To gain a quantitative profile of the expression, we selected the most abundant miRNAs, namely hsa-mir-5588-5p, hsa-mir-3658, hsa-mir-567 and hsa-mir-3908, to detect their expression in blood leukocytes as well as in CSF and serum from MCI-AD patients. Using real-time strategy, we detected that, among these, only hsa-miR-567 has been found to be highly expressed in blood, leukocytes and CSF, substantially upregulated with a twofold induction in the group of MCI-AD patients compared with the other selected miRNAs (p* < 0.05) (Fig. 2). Subsequently, we compared miRNA profiles of our MCI-AD patients with a group of 18 age- and sex-matched AD patients, in order to explore a possible variability in the miRNA expression profile between these two groups. We found that three of such four miRNAs were more expressed in MCI-AD compared with AD patients (p*-value cut-off < 0.05).
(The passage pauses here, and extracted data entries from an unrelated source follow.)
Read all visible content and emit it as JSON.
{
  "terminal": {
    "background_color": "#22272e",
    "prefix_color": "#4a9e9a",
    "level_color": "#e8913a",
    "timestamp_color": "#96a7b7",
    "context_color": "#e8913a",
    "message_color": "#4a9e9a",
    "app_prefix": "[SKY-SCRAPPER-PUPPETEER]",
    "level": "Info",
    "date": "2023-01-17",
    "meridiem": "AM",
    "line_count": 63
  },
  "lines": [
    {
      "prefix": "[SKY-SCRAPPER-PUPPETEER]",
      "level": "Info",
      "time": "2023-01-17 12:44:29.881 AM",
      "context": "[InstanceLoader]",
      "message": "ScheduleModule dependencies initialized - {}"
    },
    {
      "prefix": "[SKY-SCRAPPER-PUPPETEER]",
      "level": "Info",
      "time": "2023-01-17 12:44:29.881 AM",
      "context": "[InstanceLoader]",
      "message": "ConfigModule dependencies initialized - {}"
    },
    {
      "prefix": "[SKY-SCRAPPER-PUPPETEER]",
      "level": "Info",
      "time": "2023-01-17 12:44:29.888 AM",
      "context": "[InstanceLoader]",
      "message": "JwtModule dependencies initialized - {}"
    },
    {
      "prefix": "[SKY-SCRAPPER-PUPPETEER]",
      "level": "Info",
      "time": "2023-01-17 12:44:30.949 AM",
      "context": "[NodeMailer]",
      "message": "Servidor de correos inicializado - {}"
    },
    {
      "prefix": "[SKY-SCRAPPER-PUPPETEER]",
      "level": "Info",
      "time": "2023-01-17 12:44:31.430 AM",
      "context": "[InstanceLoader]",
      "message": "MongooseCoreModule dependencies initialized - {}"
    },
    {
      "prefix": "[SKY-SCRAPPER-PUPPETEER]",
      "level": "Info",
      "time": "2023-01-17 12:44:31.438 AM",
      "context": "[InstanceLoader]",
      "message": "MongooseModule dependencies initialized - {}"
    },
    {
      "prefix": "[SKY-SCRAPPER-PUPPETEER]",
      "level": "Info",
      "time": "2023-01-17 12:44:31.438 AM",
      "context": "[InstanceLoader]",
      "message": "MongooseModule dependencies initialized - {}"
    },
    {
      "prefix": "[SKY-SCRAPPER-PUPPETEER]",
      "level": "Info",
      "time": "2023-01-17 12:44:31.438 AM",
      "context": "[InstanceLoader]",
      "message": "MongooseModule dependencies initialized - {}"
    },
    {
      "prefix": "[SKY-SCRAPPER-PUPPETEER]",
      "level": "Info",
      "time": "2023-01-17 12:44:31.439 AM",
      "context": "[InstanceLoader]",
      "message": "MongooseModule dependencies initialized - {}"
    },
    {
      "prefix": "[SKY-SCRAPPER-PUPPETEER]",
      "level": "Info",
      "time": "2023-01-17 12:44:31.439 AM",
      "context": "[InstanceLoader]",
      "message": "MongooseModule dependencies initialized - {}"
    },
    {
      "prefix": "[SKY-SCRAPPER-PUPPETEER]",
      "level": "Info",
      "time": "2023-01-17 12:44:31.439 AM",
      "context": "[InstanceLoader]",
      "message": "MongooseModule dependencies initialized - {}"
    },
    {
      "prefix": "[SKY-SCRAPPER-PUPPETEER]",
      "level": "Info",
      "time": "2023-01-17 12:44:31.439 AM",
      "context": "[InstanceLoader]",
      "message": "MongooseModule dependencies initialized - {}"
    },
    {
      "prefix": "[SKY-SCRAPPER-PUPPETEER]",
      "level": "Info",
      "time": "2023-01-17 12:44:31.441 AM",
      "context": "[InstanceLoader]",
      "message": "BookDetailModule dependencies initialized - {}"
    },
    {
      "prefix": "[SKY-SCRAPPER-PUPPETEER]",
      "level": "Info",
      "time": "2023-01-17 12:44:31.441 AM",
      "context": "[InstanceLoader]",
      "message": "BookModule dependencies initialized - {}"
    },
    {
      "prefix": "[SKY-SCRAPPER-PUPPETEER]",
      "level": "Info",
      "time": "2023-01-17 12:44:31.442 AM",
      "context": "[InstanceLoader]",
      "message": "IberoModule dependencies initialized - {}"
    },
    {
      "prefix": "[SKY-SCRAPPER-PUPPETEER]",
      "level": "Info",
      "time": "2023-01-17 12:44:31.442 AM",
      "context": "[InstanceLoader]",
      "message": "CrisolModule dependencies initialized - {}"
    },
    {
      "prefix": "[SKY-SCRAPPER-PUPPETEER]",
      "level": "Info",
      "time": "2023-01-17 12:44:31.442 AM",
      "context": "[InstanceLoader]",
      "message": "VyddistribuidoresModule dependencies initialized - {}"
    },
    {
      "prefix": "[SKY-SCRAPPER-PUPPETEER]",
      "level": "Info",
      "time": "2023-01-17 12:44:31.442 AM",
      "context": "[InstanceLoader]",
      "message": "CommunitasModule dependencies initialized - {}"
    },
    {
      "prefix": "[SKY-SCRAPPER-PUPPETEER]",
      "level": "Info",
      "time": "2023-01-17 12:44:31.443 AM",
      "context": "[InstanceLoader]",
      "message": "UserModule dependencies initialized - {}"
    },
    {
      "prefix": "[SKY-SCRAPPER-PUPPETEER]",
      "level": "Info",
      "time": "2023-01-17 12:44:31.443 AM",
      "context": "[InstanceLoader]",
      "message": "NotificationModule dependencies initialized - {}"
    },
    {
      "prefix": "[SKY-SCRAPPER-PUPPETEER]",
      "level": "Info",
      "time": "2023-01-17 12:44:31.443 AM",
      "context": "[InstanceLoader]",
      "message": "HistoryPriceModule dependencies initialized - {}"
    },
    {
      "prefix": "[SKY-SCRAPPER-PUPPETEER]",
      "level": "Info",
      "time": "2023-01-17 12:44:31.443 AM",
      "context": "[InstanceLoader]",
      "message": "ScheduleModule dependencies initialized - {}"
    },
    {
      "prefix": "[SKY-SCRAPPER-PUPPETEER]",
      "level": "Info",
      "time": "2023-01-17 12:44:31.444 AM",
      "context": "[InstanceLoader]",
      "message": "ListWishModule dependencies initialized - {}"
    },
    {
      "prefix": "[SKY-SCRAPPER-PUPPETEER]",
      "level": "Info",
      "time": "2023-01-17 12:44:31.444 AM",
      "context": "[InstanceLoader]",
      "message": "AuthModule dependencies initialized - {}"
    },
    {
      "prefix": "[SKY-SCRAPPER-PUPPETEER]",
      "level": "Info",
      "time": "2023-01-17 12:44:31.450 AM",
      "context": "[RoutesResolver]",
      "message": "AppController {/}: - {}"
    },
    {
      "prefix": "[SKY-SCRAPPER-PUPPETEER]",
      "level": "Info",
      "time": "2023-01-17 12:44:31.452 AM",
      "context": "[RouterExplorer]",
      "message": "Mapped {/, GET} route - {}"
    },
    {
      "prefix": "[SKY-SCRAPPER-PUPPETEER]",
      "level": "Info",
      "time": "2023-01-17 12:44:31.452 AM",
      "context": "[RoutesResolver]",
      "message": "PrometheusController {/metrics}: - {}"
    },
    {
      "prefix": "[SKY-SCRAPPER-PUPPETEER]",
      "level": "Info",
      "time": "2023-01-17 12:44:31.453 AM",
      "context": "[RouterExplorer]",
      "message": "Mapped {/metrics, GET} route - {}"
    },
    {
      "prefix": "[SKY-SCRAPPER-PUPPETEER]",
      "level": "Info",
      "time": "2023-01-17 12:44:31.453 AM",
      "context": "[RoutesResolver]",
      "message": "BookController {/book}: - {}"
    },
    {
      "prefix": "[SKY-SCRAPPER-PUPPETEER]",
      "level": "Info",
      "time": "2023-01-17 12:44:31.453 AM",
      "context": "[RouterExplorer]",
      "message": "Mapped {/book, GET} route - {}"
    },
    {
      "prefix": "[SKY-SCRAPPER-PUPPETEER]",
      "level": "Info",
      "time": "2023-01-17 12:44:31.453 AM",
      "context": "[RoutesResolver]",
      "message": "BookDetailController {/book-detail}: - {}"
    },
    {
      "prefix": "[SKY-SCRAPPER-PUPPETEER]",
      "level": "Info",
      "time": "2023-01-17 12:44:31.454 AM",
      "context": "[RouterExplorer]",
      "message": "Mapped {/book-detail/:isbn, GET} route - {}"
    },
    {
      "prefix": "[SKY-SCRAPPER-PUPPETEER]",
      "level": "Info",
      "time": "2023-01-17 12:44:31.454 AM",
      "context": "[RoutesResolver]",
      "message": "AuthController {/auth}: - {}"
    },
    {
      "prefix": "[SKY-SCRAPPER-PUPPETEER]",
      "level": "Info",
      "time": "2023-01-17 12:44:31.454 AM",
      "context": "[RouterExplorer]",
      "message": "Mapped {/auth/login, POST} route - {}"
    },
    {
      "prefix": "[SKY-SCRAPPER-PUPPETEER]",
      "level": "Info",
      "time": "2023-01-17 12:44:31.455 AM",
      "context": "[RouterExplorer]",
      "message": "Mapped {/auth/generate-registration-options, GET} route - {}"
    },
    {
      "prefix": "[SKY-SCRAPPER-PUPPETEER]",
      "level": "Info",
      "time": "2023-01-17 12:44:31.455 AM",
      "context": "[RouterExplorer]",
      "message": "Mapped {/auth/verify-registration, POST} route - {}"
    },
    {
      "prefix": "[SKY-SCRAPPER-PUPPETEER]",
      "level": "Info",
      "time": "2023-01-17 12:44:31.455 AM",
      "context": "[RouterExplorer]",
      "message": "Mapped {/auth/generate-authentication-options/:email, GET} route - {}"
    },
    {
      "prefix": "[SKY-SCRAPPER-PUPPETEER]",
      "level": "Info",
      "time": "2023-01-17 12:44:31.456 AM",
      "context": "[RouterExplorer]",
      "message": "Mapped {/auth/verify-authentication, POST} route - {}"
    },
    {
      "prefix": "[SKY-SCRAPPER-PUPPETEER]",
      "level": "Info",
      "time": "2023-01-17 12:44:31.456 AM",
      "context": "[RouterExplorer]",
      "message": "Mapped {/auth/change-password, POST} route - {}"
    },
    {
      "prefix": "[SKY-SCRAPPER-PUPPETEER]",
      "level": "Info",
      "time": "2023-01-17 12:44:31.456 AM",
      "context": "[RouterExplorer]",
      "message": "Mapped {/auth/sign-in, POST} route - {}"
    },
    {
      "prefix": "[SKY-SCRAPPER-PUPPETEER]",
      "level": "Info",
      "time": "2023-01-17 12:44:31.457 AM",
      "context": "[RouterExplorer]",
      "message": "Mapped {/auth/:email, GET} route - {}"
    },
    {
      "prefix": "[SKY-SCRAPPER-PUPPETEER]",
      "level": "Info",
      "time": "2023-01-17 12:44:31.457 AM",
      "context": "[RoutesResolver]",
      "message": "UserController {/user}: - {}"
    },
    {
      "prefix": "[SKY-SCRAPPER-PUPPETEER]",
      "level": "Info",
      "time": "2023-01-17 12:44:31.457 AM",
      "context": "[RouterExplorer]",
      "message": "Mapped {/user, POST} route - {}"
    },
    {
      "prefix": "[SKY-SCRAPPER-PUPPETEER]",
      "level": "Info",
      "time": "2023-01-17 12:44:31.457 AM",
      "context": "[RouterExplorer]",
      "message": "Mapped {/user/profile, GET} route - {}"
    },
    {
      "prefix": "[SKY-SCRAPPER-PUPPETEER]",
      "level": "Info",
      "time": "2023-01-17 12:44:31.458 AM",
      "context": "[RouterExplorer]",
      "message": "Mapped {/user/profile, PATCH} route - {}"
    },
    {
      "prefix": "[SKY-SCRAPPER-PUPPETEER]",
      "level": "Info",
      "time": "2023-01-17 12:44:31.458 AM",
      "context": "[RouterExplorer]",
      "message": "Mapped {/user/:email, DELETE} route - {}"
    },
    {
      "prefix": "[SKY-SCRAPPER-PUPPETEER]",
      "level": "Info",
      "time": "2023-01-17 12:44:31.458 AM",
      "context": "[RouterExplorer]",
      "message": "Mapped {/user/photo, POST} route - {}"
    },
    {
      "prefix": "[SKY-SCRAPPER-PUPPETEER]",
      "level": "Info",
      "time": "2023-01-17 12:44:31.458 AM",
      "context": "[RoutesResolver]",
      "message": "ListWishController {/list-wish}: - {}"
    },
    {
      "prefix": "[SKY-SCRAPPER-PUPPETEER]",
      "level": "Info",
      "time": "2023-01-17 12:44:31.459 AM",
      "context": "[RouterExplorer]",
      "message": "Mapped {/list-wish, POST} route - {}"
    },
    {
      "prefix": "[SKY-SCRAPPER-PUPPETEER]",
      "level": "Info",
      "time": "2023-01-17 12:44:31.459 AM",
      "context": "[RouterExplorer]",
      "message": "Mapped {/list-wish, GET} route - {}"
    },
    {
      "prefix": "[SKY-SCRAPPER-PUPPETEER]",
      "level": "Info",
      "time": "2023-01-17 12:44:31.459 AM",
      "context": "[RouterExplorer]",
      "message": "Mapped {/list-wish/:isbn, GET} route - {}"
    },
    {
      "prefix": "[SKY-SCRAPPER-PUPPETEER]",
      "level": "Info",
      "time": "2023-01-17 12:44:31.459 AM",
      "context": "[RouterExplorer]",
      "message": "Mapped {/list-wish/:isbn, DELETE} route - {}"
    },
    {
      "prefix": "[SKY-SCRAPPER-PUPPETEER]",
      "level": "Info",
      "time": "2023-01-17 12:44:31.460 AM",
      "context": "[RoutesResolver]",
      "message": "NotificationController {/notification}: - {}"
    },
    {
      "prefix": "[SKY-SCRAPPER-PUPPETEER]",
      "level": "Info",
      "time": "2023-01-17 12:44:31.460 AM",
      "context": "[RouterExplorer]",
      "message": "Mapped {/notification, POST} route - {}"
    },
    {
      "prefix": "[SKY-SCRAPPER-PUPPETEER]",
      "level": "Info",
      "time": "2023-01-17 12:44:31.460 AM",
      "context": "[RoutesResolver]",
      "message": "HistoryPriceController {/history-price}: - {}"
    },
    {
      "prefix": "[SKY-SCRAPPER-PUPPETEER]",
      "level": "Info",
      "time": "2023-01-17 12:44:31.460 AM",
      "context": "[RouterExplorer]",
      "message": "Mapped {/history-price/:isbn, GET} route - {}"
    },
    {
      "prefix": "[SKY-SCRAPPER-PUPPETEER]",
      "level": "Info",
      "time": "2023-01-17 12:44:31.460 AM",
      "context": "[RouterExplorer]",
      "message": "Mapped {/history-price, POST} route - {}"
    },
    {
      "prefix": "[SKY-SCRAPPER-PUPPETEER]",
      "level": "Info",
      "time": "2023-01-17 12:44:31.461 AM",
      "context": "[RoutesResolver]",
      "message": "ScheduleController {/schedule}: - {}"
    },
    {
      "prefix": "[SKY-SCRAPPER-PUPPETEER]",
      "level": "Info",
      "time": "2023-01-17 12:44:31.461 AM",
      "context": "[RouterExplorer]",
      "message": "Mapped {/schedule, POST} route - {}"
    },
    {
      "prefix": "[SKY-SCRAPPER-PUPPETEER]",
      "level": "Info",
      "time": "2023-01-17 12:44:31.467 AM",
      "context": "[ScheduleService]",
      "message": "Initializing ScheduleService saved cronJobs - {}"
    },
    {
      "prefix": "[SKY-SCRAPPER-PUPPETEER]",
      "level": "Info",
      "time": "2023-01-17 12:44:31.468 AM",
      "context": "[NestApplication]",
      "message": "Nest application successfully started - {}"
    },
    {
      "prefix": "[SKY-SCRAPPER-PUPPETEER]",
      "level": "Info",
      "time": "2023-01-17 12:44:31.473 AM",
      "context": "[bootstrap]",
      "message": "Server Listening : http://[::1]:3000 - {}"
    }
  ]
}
Indeed, hsa-mir-5588-5p, hsa-mir-3658 and hsa-mir-567 were upregulated in blood leukocytes as well as in CSF and serum from MCI-AD compared with AD patients (Fig. 3), whereas hsa-mir-3908 was downregulated in MCI-AD. Among miRNAs that displayed a different expression profile between MCI-AD and AD groups, interestingly, hsa-mir-567 showed the highest fold changes and the highest statistical significance in MCI-AD in leukocytes, serum and CSF (p* < 0.05) (Fig. 4). CSF represents the most helpful biological sample for the evaluation of potential biomarkers of neurodegenerative diseases. In fact, since it is in close contact with the central nervous system, it could reflect biochemical and/or physiological changes that occur in the brain. However, miR-567 was upregulated in blood and serum too, indicating a common upregulated microRNA in all the tissues from MCI-AD patients. Moreover, in order to evaluate a potential role of hsa-mir-567 as AD pathology biomarker, we compared hsa-mir-567 serum expression in MCI-AD and AD patients with serum from 30 healthy age- and sex-matched subjects. This further analysis showed a significant upregulation of hsa-mir-567 in MCI-AD and AD patients compared with healthy controls (p* < 0.05) (Fig. 5). This result could be important and must be further verified, especially by correlating it with the progression of MCI-AD in AD. From this point of view, the miR-567 variations could represent a potential and early biomarker of progression of MCI-AD in AD.

Fig. 2.

Fig. 2

MicroRNA expression levels in the leukocytes of MCI-AD patients. The expression of microRNAs was studied in blood leukocytes, serum and CSF of MCI patients, by microRNA assay-based quantitative real-time PCR following the delta-delta Ct method. Statistically significant differences were tested at *p < 0.05

Fig. 3.

Fig. 3

MicroRNA expression levels in the leukocytes of MCI-AD and AD patients. The expression of microRNAs was studied in blood leukocytes, serum and CSF from MCI and AD patients, by microRNA assay-based quantitative real-time PCR following the delta-delta Ct method. Statistically significant differences were tested at *p < 0.05

Fig. 4.

Fig. 4

Average level of hsa-mir-5588-5p, hsa-mir-3658 and hsa-miR-567 expression from MCI-AD and AD patients. *p < 0.05

Fig. 5.

Fig. 5

Real-time PCR analyses of hsa-miR-567 in sera from MCI-AD and AD patients versus healthy age-matched subjects (HS). *p < 0.05

Computational Predictions of the Putative Targets of miR-567

The overlap between putative targets of miRNAs and the expression of mRNAs provides information on the biological functions and networks of genes regulated by specific miRNAs. Therefore, we explored putative hsa-mir-567 target genes by searching them on three distinct web-accessible miRNA target databases, including TargetScan, PicTar and miRDB. In particular, we submitted the target genes obtained from this approach to the KEGG pathway and Gene Ontology tools, both implemented in the String database.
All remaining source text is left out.